In December 1935, Hōjō sent Kawabata a short novel The First Night (最初の一夜, Saisho no Ichiya). This was renamed by Kawabata to Life's First Night (いのちの初夜, Inochi no Shoya) and published in Bungakukai in February 1936. Life's First Night was recognized as an excellent work and won an award. From then on, Hōjō released new works almost every month. However, his health deteriorated and his physical strength weakened. He died in the early morning of December 5, 1937.

== Works ==
His works include nine short stories, sixteen essays, and diaries. Leprosy is a major theme in all of the works. Life's First Night was nominated for the third Akutagawa Prize. Kawabata, who was in charge of selecting the prize, however, while praising the work, told Hōjō in his correspondence that he would not allow him to win the prize. The reason is unclear, but Nakae (2023) speculates that Kawabata may have been concerned that Hōjō's entry into the literary world would diminish the purity of his work.

Life's First Night received a great deal of criticism immediately after its publication. Hideo Kobayashi wrote "This is a rare work.

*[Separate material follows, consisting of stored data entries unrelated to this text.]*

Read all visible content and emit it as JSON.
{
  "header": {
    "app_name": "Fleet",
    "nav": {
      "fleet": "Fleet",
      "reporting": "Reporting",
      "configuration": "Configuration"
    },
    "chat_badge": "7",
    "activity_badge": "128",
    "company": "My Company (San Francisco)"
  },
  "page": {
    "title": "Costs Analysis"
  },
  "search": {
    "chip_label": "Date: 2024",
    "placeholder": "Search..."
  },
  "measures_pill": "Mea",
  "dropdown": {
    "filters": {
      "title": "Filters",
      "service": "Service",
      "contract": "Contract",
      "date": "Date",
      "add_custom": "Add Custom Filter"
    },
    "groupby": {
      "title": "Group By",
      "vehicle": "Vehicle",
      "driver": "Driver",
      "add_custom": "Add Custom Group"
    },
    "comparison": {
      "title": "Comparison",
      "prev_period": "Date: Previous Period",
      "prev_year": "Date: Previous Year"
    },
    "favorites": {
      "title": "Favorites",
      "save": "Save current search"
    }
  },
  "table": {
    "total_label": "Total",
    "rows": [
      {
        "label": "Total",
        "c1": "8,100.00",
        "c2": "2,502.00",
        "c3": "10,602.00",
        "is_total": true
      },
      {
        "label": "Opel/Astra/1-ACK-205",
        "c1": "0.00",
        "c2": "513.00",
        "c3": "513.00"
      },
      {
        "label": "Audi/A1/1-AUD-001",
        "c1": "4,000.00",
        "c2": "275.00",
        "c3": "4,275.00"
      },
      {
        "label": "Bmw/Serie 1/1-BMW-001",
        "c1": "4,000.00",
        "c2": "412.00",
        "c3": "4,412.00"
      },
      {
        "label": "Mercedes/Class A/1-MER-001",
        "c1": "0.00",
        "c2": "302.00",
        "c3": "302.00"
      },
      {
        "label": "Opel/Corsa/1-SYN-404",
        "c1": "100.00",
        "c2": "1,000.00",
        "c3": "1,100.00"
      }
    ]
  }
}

It is more than a work of art; it is literature itself." Mitsuo Nakamura wrote that Hōjō's anguish laid not in enduring the illness but in having to believe that the patient would be resurrected.

== Concealed Early life ==
In 2014, the city of Anan in Tokushima Prefecture has for the first time made public his real name, birthplace, and where he grew up. His real name was Shichijō Kōji (七條 晃司), born in Keijō (Seoul, South Korea, today) in 1914. His mother died soon after Hōjō's birth, whereupon Hōjō and his older brother were sent to live with their maternal grandparents in Anan. There, he grew up in a relatively well-to-do farming household, and although he hated school, he graduated from elementary school and then secondary school.

After his real name was made public, his classmates discovered photographs of him as a boy. He was a boy who loved baseball. Later in his diary he wrote about how he enjoyed playing baseball even while in the sanatorium.

His literary experiences were also revealed. In 1929, at the age of 15, Hojo decided to become a writer after reading a novella by Takiji Kobayashi. He developed an interest in proletarian literature and Marxist thought, and corresponded with Yoshiki Hayama. Publishing his first literary coterie magazine at the age of 18, he was absorbed in reading literary works by Dostoevsky and Yasunari Kawabata. On the other hand, the early symptoms of leprosy were already appearing around this time.